7. One step, billions of times

1
Take a batch of sequences
A slice of the training data — millions of tokens at once
2
Forward pass
Compute predictions for every token position in the batch
3
Compute loss
Average cross-entropy over every position in the batch
4
Backward pass
Compute gradients for every weight via backpropagation
5
Update weights — W ← W − η · ∇W
Every parameter nudged in its loss-reducing direction
6
Repeat
GPT-3: 300 billion tokens, 175 billion parameters, hundreds of thousands of steps

What happens over the course of training. Early on, the weights are random and the loss is high. Gradients are large, weights move quickly. After thousands of steps, basic patterns emerge.
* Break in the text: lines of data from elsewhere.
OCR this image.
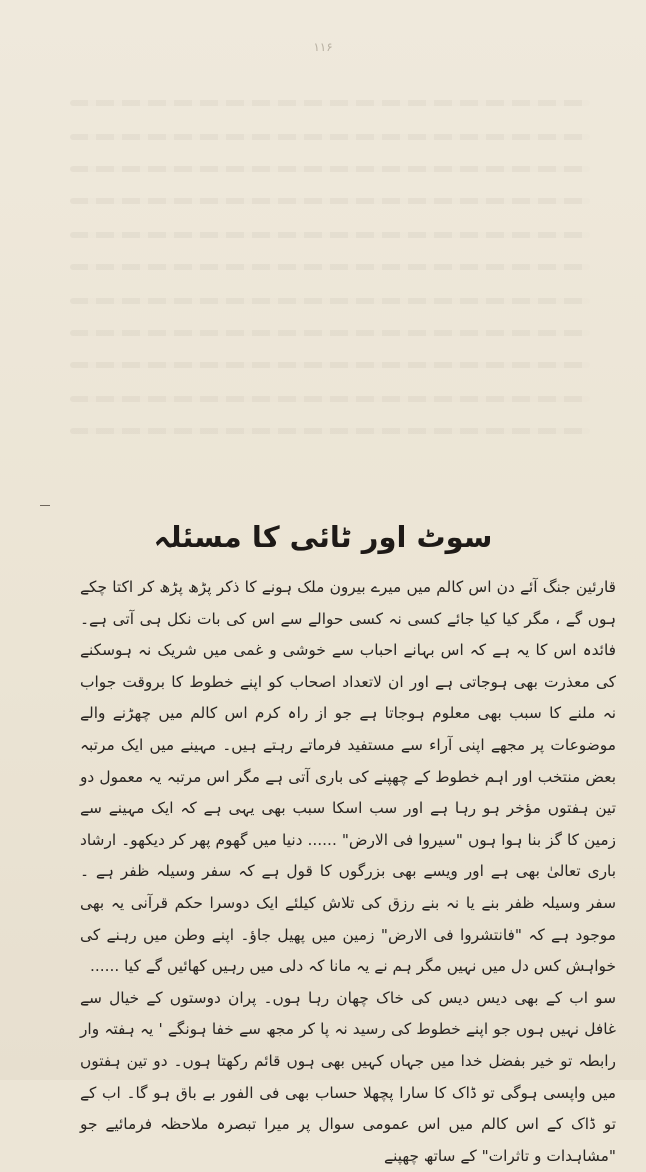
۱۱۶
سوٹ اور ٹائی کا مسئلہ

قارئین جنگ آئے دن اس کالم میں میرے بیرون ملک ہونے کا ذکر پڑھ پڑھ کر اکتا چکے ہوں گے ، مگر کیا کیا جائے کسی نہ کسی حوالے سے اس کی بات نکل ہی آتی ہے۔ فائدہ اس کا یہ ہے کہ اس بہانے احباب سے خوشی و غمی میں شریک نہ ہوسکنے کی معذرت بھی ہوجاتی ہے اور ان لاتعداد اصحاب کو اپنے خطوط کا بروقت جواب نہ ملنے کا سبب بھی معلوم ہوجاتا ہے جو از راہ کرم اس کالم میں چھڑنے والے موضوعات پر مجھے اپنی آراء سے مستفید فرماتے رہتے ہیں۔ مہینے میں ایک مرتبہ بعض منتخب اور اہم خطوط کے چھپنے کی باری آتی ہے مگر اس مرتبہ یہ معمول دو تین ہفتوں مؤخر ہو رہا ہے اور سب اسکا سبب بھی یہی ہے کہ ایک مہینے سے زمین کا گز بنا ہوا ہوں "سیروا فی الارض" ...... دنیا میں گھوم پھر کر دیکھو۔ ارشاد باری تعالیٰ بھی ہے اور ویسے بھی بزرگوں کا قول ہے کہ سفر وسیلہ ظفر ہے ۔ سفر وسیلہ ظفر بنے یا نہ بنے رزق کی تلاش کیلئے ایک دوسرا حکم قرآنی یہ بھی موجود ہے کہ "فانتشروا فی الارض" زمین میں پھیل جاؤ۔ اپنے وطن میں رہنے کی خواہش کس دل میں نہیں مگر ہم نے یہ مانا کہ دلی میں رہیں کھائیں گے کیا ......

سو اب کے بھی دیس دیس کی خاک چھان رہا ہوں۔ پران دوستوں کے خیال سے غافل نہیں ہوں جو اپنے خطوط کی رسید نہ پا کر مجھ سے خفا ہونگے ' یہ ہفتہ وار رابطہ تو خیر بفضل خدا میں جہاں کہیں بھی ہوں قائم رکھتا ہوں۔ دو تین ہفتوں میں واپسی ہوگی تو ڈاک کا سارا پچھلا حساب بھی فی الفور بے باق ہو گا۔ اب کے تو ڈاک کے اس کالم میں اس عمومی سوال پر میرا تبصرہ ملاحظہ فرمائیے جو "مشاہدات و تاثرات" کے ساتھ چھپنے
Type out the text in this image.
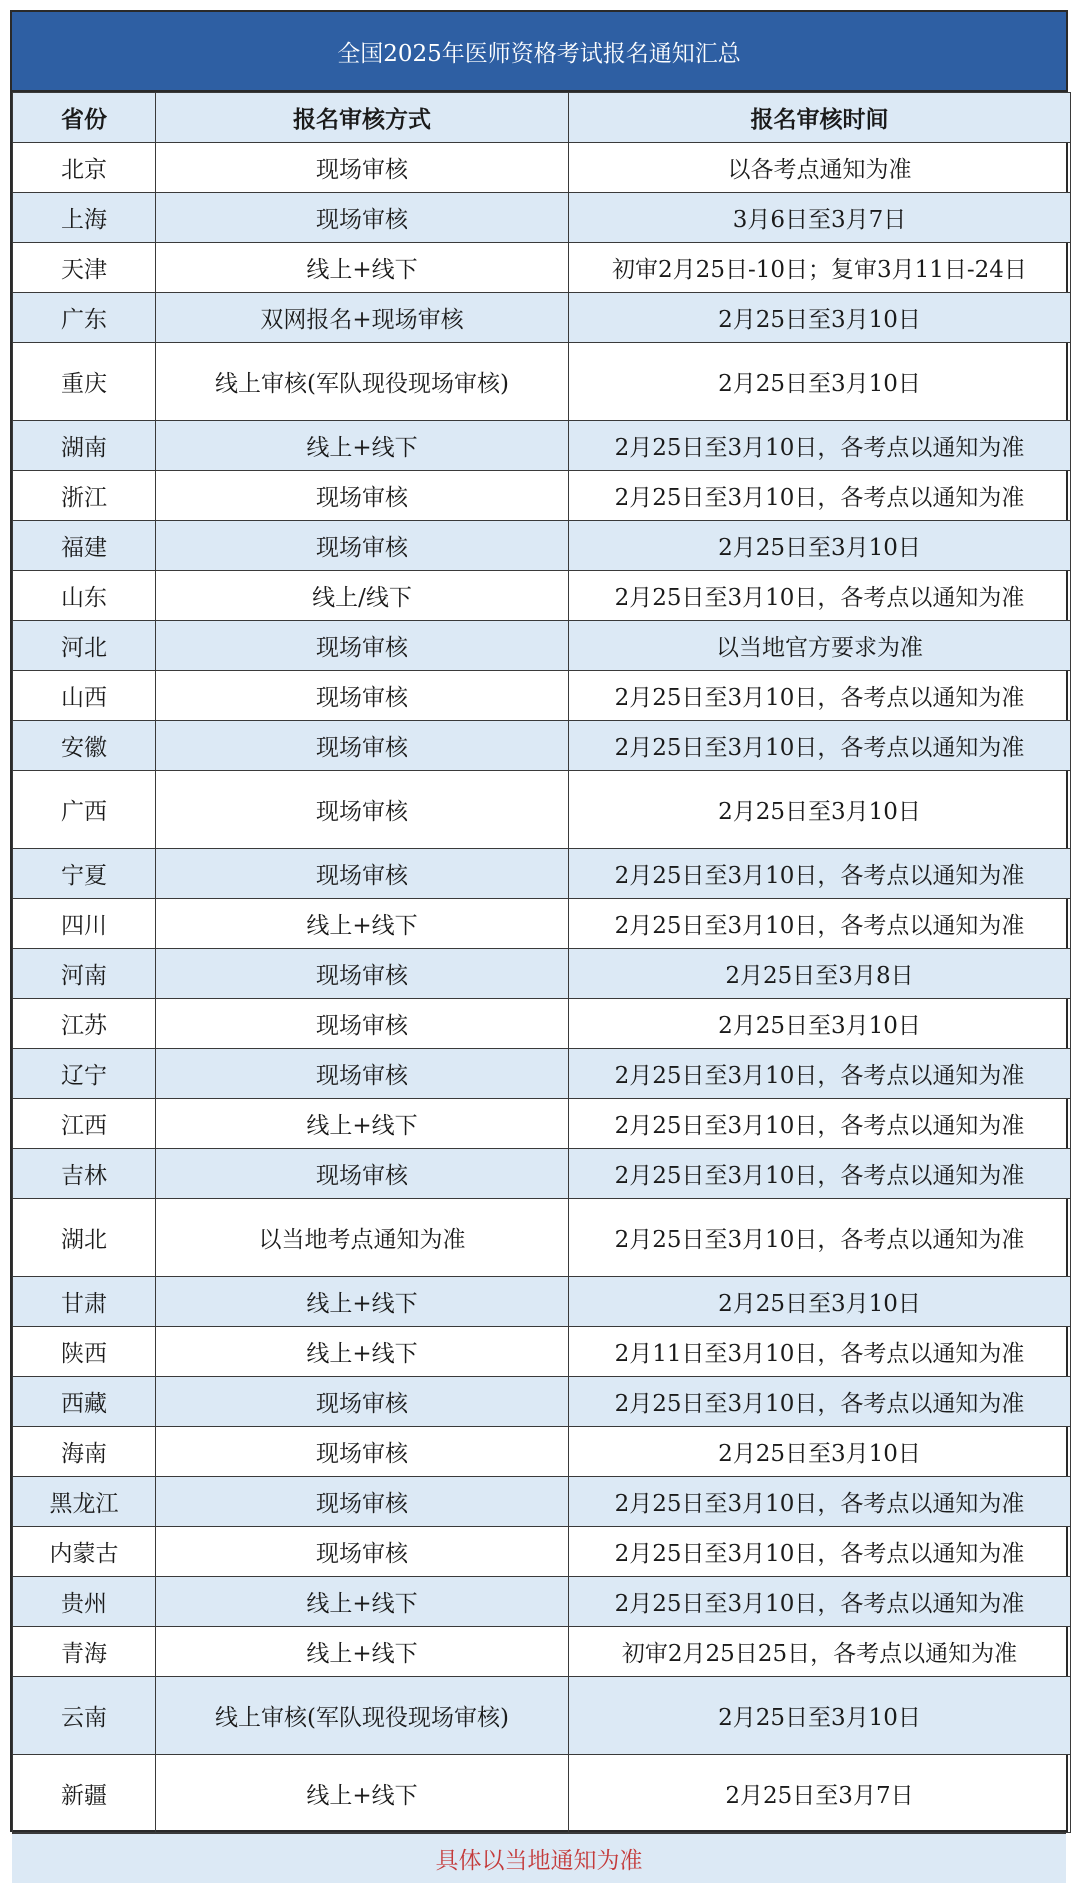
全国2025年医师资格考试报名通知汇总
省份	报名审核方式	报名审核时间
北京	现场审核	以各考点通知为准
上海	现场审核	3月6日至3月7日
天津	线上+线下	初审2月25日-10日；复审3月11日-24日
广东	双网报名+现场审核	2月25日至3月10日
重庆	线上审核(军队现役现场审核)	2月25日至3月10日
湖南	线上+线下	2月25日至3月10日，各考点以通知为准
浙江	现场审核	2月25日至3月10日，各考点以通知为准
福建	现场审核	2月25日至3月10日
山东	线上/线下	2月25日至3月10日，各考点以通知为准
河北	现场审核	以当地官方要求为准
山西	现场审核	2月25日至3月10日，各考点以通知为准
安徽	现场审核	2月25日至3月10日，各考点以通知为准
广西	现场审核	2月25日至3月10日
宁夏	现场审核	2月25日至3月10日，各考点以通知为准
四川	线上+线下	2月25日至3月10日，各考点以通知为准
河南	现场审核	2月25日至3月8日
江苏	现场审核	2月25日至3月10日
辽宁	现场审核	2月25日至3月10日，各考点以通知为准
江西	线上+线下	2月25日至3月10日，各考点以通知为准
吉林	现场审核	2月25日至3月10日，各考点以通知为准
湖北	以当地考点通知为准	2月25日至3月10日，各考点以通知为准
甘肃	线上+线下	2月25日至3月10日
陕西	线上+线下	2月11日至3月10日，各考点以通知为准
西藏	现场审核	2月25日至3月10日，各考点以通知为准
海南	现场审核	2月25日至3月10日
黑龙江	现场审核	2月25日至3月10日，各考点以通知为准
内蒙古	现场审核	2月25日至3月10日，各考点以通知为准
贵州	线上+线下	2月25日至3月10日，各考点以通知为准
青海	线上+线下	初审2月25日25日，各考点以通知为准
云南	线上审核(军队现役现场审核)	2月25日至3月10日
新疆	线上+线下	2月25日至3月7日
具体以当地通知为准
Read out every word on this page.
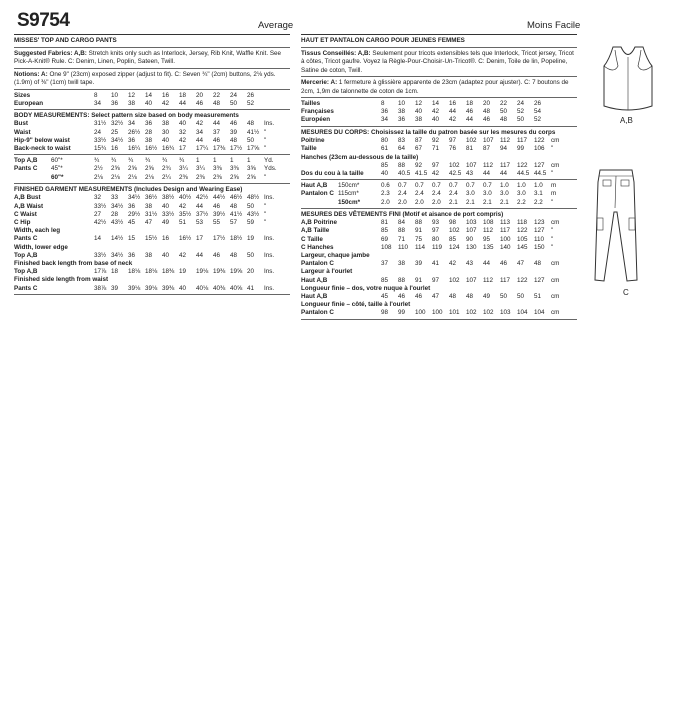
S9754	Average	Moins Facile

MISSES' TOP AND CARGO PANTS

Suggested Fabrics: A,B: Stretch knits only such as Interlock, Jersey, Rib Knit, Waffle Knit. See Pick-A-Knit® Rule. C: Denim, Linen, Poplin, Sateen, Twill.

Notions: A: One 9" (23cm) exposed zipper (adjust to fit). C: Seven ¾" (2cm) buttons, 2⅛ yds. (1.9m) of ⅜" (1cm) twill tape.

Sizes	8	10	12	14	16	18	20	22	24	26	
European	34	36	38	40	42	44	46	48	50	52	

BODY MEASUREMENTS: Select pattern size based on body measurements

Bust	31½	32½	34	36	38	40	42	44	46	48	Ins.
Waist	24	25	26½	28	30	32	34	37	39	41½	"
Hip-9" below waist	33½	34½	36	38	40	42	44	46	48	50	"
Back-neck to waist	15¾	16	16¼	16½	16¾	17	17¼	17⅜	17½	17⅝	"
Top A,B	60"*	¾	¾	¾	¾	¾	¾	1	1	1	1	Yd.
Pants C	45"*	2½	2⅝	2⅝	2⅝	2¾	3¼	3¼	3⅜	3⅜	3⅝	Yds.
	60"*	2⅛	2⅛	2⅛	2⅛	2¼	2⅜	2⅜	2⅜	2⅝	2⅝	"

FINISHED GARMENT MEASUREMENTS (Includes Design and Wearing Ease)

A,B Bust	32	33	34½	36½	38½	40½	42½	44½	46½	48½	Ins.
A,B Waist	33½	34½	36	38	40	42	44	46	48	50	"
C Waist	27	28	29½	31½	33½	35½	37½	39½	41½	43½	"
C Hip	42½	43½	45	47	49	51	53	55	57	59	"
Width, each leg											
Pants C	14	14½	15	15½	16	16½	17	17½	18½	19	Ins.
Width, lower edge											
Top A,B	33½	34½	36	38	40	42	44	46	48	50	Ins.
Finished back length from base of neck											
Top A,B	17⅞	18	18⅛	18⅛	18⅜	19	19⅛	19⅜	19⅝	20	Ins.
Finished side length from waist											
Pants C	38⅞	39	39⅛	39⅛	39⅜	40	40⅛	40⅜	40⅝	41	Ins.

HAUT ET PANTALON CARGO POUR JEUNES FEMMES

Tissus Conseillés: A,B: Seulement pour tricots extensibles tels que Interlock, Tricot jersey, Tricot à côtes, Tricot gaufre. Voyez la Règle-Pour-Choisir-Un-Tricot®. C: Denim, Toile de lin, Popeline, Satine de coton, Twill.

Mercerie: A: 1 fermeture à glissière apparente de 23cm (adaptez pour ajuster). C: 7 boutons de 2cm, 1,9m de talonnette de coton de 1cm.

Tailles	8	10	12	14	16	18	20	22	24	26	
Françaises	36	38	40	42	44	46	48	50	52	54	
Européen	34	36	38	40	42	44	46	48	50	52	

MESURES DU CORPS: Choisissez la taille du patron basée sur les mesures du corps

Poitrine	80	83	87	92	97	102	107	112	117	122	cm
Taille	61	64	67	71	76	81	87	94	99	106	"
Hanches (23cm au-dessous de la taille)											
	85	88	92	97	102	107	112	117	122	127	cm
Dos du cou à la taille	40	40.5	41.5	42	42.5	43	44	44	44.5	44.5	"
Haut A,B	150cm*	0.6	0.7	0.7	0.7	0.7	0.7	0.7	1.0	1.0	1.0	m
Pantalon C	115cm*	2.3	2.4	2.4	2.4	2.4	3.0	3.0	3.0	3.0	3.1	m
	150cm*	2.0	2.0	2.0	2.0	2.1	2.1	2.1	2.1	2.2	2.2	"

MESURES DES VÊTEMENTS FINI (Motif et aisance de port compris)

A,B Poitrine	81	84	88	93	98	103	108	113	118	123	cm
A,B Taille	85	88	91	97	102	107	112	117	122	127	"
C Taille	69	71	75	80	85	90	95	100	105	110	"
C Hanches	108	110	114	119	124	130	135	140	145	150	"
Largeur, chaque jambe											
Pantalon C	37	38	39	41	42	43	44	46	47	48	cm
Largeur à l'ourlet											
Haut A,B	85	88	91	97	102	107	112	117	122	127	cm
Longueur finie – dos, votre nuque à l'ourlet											
Haut A,B	45	46	46	47	48	48	49	50	50	51	cm
Longueur finie – côté, taille à l'ourlet											
Pantalon C	98	99	100	100	101	102	102	103	104	104	cm
A,B
C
After tens of thousands, the loss slows its descent — the weights are refining, not discovering. By the end, the loss has converged.

No one told W_Q to detect "street-stall craving." No one told W_K to encode "knowledge of cheap places." These structures emerged from gradient descent alone — billions of small nudges, each one saying "this weight was slightly wrong, adjust it this much."

The model never saw a label that said "this is a noun" or "this is a causal relationship." It only ever saw: given these tokens, what comes next? Across enough text, the weights that answer that question well are the weights that understand language. Next-token prediction is a deceptively simple objective. The weights it produces are not simple at all.


The full picture

init
Random initialization
All weights — W_Q, W_K, W_V, W_O, W₁, W₂ — start as random numbers
fwd
Forward pass — Parts 1–5
X′ → masked attention → residual → LN → FFN → residual → LN → × L layers → logits → P
L
Loss — −log P(correct token)
P = 0.45 → L = 0.799. A single number: how wrong was the prediction?
bwd
Backward pass — chain rule
∂L/∂W for every weight — flows back through all layers to W_Q, W_K, W_V
↓W
Weight update — W ← W − η · ∇W
Every weight nudged in the loss-reducing direction
×N
Repeat billions of times
Random weights → meaningful representations → language understanding

W_Q, W_K, W_V started as random noise. Every training step asked one question: given these tokens, what comes next? Every wrong answer sent a gradient signal backwards through the entire network, nudging every weight by a fraction of a percent.

Billions of nudges later, the weights that minimize next-token prediction loss turned out to be the weights that understand language. Not because anyone designed them that way — because that's what the math converged to.